Utah Valley head coach Eric Madsen

Utah Valley head coach Eric Madsen has now won 141 games in his first four seasons at the helm, with 99 of them coming into the last two seasons. The Chicago States and New York Techs of the Great West Conference obviously don’t provide the kind of quality wins that other conferences would. If Madsen wants to take the Wolverines to the dance he’ll have to follow the blue print laid out by Ray Birmingham at New Mexico.

Kick down the front door.

New Mexico hadn’t been to the NCAA Tournament in nearly 50 years prior to receiving an at-large bid in 2010. The Lobos have lacked at-large credentials the last two years, but New Mexico has received automatic bids by winning the Mountain West Conference. They have built their resume and strengthened their resolve along the way by playing a who’s who of college baseball in their non-conference slates.

In case some of you are wondering who the best is, they are up here on this plaque…

Texas, USC, Arizona, Arizona state, Oklahoma, Arkansas, and Oklahoma State are among them, with most of those games on the road.

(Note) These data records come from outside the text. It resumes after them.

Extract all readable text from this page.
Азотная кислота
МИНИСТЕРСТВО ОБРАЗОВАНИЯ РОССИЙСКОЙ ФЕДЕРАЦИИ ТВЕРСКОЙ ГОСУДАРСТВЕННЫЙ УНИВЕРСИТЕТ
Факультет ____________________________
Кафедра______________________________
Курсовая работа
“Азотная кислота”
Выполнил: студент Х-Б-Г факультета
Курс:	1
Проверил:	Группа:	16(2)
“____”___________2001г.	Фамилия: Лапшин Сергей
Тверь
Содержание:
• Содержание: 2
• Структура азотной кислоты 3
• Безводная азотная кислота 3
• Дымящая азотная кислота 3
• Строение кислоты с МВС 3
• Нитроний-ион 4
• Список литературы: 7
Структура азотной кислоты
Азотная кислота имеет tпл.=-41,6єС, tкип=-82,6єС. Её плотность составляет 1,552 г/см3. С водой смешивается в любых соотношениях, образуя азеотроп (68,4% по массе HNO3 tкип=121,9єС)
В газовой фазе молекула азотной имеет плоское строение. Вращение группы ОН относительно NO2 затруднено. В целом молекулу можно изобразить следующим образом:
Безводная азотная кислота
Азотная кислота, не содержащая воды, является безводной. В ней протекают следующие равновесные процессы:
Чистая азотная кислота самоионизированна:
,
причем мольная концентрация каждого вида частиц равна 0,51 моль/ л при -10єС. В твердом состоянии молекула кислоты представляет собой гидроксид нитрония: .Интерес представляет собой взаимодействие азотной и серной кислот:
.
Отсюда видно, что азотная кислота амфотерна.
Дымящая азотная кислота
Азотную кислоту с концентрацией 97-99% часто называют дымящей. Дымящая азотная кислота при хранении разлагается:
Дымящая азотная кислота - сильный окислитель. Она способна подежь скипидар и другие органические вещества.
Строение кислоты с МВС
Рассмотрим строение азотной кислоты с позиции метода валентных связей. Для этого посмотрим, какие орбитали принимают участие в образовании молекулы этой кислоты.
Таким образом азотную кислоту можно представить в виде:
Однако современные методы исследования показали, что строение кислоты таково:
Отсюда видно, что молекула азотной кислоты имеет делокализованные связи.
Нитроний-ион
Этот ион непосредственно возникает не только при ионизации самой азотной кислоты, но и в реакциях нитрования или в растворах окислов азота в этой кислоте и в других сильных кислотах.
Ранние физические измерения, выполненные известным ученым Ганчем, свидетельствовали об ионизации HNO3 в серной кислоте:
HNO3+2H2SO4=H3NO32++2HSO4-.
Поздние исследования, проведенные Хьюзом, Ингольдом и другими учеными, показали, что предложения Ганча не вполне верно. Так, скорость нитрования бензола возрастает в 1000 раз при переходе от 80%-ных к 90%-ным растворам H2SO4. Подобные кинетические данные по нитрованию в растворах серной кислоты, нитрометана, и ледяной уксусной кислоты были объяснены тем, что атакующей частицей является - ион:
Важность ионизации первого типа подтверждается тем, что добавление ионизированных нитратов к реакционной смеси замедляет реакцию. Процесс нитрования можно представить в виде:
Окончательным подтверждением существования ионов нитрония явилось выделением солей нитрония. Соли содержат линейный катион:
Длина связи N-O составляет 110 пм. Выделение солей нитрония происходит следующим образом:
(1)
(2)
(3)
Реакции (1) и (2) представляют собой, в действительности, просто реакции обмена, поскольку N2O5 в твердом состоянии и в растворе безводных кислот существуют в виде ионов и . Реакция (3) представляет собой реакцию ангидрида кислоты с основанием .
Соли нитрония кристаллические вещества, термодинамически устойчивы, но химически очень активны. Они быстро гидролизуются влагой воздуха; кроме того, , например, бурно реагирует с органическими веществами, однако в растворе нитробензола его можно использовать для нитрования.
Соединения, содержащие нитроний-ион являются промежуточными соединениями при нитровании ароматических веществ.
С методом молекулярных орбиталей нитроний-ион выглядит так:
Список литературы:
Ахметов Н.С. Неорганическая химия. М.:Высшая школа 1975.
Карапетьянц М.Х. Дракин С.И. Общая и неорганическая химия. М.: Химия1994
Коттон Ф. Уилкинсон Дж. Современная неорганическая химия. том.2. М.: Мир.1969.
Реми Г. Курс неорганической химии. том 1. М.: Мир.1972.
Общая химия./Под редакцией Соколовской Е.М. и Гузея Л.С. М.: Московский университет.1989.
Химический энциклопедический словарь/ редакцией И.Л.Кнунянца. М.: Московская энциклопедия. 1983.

Birmingham’s philosophy is simple – “Why try to go through the back door when you can kick down the front door?” Birmingham’s front door leads to the Los Angeles Regional this weekend when the Lobos face San Diego in the first round.

I know, I know. It’s not always as easily done as it is to say it. God knows college baseball budgets are tight, and it has to be even tighter as a place like Utah Valley where they don’t even have football to help prop-up the rest of the athletic department.

But hey, give LSU or Ole Miss a call and take a pay check series in Baton Rouge or Oxford next season. It paid-off for Appalachian State in more ways than one this year. Nobody saw the Mountaineers or Ryan Arrowood (another great name) coming when they took two of three from the eventual No. 7 national seed Tigers back in late February. The Mountaineers used those wins as a springboard to a 39-win season and a No. 3 seed facing Oklahoma this weekend in the Charlottesville Regional.

It’s all a moot point for Utah Valley now. They won 40 of their last 41 games and will have to settle for knowing they had a great year, while I’m stuck with that number in my head.